A telling instance of this bias is the assertion by the Sri Lanka Monitoring Mission’s head Ulf Henricsson defending the government’s refusal to disarm Tamil paramilitaries as agreed at the February 2006 Geneva ‘talks.’ The Mission admits paramilitaries function in areas controlled by the Sri Lankan state. But it enthusiastically accepts the government’s disclaimers of collusion with paramilitaries and asserts there is no conclusive evidence of such collusion. The implication is obvious: the Mission absolves government for reneging on its commitment in Geneva. Henricsson in fact is explicit. He suavely explained: “I think they (security forces) will have a lot of problems, if they do it (disarm paramilitaries). Further I don’t see any reason for the government to do it. To be honest, if you have a warring faction against you and if your enemy is split, why should you try to stop that. Have you read Machiavelli?” (Sunday Observer, 7/may/06).

Clearly the Mission and the co-chairs expect and encourage the government to use the paramilitaries to weaken the LTTE-led Tamil National Movement. So it is no surprise that they have not called President Mahinda Rajapakse’s bluff, that he is striving to formulate a ‘devolution’ proposal through his All Party Conference (APC). The co-chairs must surely know the Constitution massively centralises power in the executive president and explicitly forbids devolution; at best it allows only meagre decentralisation of authority. This has been a well-know fact from 1978, when the Constitution was introduced. The group of constitutional experts Rajapakse appointed ostensibly to explore avenues to ‘devolve’ power are of course fully aware of the legal barriers; and he and the majority Sinhala experts have no intention whatsoever of amending the Constitution to dilute the centralised presidential powers. The co-chairs surely know this too.

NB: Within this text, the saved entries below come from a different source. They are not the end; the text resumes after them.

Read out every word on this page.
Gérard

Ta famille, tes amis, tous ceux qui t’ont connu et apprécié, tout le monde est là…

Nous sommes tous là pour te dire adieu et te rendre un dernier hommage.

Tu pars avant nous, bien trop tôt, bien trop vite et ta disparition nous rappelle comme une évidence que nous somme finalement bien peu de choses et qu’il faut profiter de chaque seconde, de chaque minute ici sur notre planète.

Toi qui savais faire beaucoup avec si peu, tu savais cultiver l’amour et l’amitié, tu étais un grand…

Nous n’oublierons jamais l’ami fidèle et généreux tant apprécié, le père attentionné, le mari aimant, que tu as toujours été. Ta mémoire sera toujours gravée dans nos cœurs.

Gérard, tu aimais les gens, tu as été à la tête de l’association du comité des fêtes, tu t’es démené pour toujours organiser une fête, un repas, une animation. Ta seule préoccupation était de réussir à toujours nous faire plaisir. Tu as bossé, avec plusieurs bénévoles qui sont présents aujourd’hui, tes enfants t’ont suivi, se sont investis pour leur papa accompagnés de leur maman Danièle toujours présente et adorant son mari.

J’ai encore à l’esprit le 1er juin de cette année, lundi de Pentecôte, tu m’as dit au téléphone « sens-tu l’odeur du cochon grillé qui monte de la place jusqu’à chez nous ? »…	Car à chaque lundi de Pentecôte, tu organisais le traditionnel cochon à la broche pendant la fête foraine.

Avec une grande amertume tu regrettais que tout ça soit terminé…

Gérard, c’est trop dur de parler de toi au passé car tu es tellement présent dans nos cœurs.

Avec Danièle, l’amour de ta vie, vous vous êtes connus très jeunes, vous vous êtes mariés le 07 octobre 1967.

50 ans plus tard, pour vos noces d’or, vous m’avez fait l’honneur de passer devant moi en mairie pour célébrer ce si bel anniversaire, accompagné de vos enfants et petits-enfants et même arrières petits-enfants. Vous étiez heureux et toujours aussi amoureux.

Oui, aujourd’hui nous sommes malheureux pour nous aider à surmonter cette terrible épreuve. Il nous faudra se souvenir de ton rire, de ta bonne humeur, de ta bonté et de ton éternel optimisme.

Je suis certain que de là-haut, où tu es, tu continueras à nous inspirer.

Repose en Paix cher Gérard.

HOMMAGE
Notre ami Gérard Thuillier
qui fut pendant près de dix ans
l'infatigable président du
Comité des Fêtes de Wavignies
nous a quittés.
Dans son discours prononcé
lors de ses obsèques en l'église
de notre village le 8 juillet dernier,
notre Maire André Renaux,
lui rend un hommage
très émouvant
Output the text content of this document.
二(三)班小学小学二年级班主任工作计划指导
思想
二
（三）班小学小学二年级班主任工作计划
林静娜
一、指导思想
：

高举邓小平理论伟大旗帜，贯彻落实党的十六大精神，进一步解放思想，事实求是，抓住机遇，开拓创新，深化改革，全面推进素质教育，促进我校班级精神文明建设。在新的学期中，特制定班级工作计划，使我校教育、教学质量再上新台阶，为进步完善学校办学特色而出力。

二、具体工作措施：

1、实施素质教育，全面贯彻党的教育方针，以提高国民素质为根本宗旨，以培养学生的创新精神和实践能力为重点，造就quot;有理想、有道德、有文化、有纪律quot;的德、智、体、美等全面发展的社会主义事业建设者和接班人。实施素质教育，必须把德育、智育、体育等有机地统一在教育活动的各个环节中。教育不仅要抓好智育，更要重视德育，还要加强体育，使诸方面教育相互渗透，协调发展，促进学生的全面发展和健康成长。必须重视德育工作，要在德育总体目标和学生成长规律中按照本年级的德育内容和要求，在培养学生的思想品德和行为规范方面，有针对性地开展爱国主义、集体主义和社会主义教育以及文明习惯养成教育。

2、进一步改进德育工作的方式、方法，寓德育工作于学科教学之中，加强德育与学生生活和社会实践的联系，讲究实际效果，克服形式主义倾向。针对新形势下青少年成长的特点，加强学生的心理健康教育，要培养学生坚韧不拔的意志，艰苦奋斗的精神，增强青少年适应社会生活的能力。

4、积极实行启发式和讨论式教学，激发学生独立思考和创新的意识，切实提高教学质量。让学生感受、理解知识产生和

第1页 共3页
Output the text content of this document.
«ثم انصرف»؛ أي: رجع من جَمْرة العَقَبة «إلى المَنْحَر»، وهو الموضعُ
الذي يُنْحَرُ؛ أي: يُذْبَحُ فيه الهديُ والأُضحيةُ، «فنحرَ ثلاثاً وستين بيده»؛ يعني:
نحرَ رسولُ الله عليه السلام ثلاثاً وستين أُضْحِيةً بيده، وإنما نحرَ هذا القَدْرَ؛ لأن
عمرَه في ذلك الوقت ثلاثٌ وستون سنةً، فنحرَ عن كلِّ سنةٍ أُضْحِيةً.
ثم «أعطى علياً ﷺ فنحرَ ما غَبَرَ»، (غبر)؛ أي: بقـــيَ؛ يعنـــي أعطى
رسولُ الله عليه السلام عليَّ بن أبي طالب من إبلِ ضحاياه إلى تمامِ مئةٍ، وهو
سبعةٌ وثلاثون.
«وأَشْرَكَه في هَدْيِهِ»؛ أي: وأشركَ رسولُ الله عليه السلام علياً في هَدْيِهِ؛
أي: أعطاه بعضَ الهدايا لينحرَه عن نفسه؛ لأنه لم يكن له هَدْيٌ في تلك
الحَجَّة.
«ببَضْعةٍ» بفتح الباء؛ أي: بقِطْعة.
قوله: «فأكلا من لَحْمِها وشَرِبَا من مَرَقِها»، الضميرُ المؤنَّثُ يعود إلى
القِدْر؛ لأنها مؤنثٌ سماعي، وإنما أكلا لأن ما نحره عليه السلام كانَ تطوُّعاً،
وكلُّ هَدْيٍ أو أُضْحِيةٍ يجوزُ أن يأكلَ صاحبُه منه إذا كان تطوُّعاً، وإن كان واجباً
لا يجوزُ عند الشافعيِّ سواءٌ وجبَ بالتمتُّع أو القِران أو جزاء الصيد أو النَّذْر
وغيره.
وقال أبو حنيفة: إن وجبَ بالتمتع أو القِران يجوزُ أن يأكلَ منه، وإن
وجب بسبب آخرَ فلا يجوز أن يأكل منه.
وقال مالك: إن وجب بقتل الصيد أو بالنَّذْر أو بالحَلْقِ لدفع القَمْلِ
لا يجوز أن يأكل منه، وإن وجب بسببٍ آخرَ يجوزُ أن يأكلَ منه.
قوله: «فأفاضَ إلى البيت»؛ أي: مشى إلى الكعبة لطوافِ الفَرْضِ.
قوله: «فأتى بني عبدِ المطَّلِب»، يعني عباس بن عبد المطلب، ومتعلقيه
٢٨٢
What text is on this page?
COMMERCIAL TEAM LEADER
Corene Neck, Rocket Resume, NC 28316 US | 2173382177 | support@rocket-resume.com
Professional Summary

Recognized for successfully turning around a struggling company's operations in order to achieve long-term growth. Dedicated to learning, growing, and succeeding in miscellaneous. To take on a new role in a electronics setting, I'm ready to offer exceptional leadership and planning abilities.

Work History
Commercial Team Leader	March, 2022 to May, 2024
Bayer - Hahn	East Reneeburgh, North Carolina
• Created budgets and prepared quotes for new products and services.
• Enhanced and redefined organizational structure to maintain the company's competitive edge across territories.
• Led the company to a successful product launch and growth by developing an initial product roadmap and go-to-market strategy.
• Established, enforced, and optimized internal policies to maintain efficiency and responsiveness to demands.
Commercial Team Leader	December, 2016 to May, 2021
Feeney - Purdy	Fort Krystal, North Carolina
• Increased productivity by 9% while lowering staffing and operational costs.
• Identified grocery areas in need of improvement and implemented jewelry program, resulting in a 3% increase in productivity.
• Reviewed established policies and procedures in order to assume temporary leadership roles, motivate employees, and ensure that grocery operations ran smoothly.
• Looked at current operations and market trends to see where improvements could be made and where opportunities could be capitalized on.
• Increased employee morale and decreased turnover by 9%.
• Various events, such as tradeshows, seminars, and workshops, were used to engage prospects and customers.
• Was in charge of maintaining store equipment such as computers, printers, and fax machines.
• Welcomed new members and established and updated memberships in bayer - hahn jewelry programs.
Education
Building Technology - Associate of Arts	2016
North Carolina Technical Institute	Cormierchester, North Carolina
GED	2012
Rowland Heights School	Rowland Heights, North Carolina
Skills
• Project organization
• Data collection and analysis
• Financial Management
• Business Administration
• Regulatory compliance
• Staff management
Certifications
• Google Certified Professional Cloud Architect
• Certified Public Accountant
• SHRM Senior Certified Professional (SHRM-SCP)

So Rajapakse is not staging the APC circus to deceive the co-chairs and by extension the international community. On the contrary, they are all colluding to hoodwink Tamils with a so-called political alternative the APC and Experts Group are expected to dredge up.

A political alternative, however illusory it may be, is the lynchpin in the co-chairs’ ‘counterinsurgency’ strategy that pivots on weakening the Tamil Tigers. The twin tactics are to convince the Tamil people that there is a political alternative to the Tamil Tigers’ military agenda and to persuade expatriate Tamils that support for the LTTE-led armed resistance is counterproductive. In this context the apparently pro-Tamil interventions by Boucher, the co-chairs and Norway must be interpreted at best as feeble damage limitation exercises and crafted to salvage their plummeting credibility and to neutralise the rapidly intensifying support for the LTTE among Tamils.

Of course the co-chairs’ jugglery of ‘peace process,’ ‘homeland,’ ‘dramatic political changes,’ and so on do not distract Tamils from the central reality. And that reality is the following:

(a) the current unitary Constitution forbids a federal alternative and any devolution of power;

(b) the Sinhala leadership inside and outside the government is committed to defending the unitary state while mouthing dishonest slogans about devolution;

(c) LTTE’s engagement with the ‘peace process’ has conclusively shown Tamils that the Sinhala leadership is incapable of constructing a viable, federal alternative;

(d) the third parties seek to cover up this grotesque fact; and

(e) when the Sinhala president, Rajapakse, makes deceptive claims about ushering “maximum devolution” within a unitary state he, like his predecessors, intends to preclude power sharing with Tamils in the Centre.

In short, decentralisation of authority under a unitary state will create a Tamil Bantustan in the North-East Province. Is that the intention of the third parties too?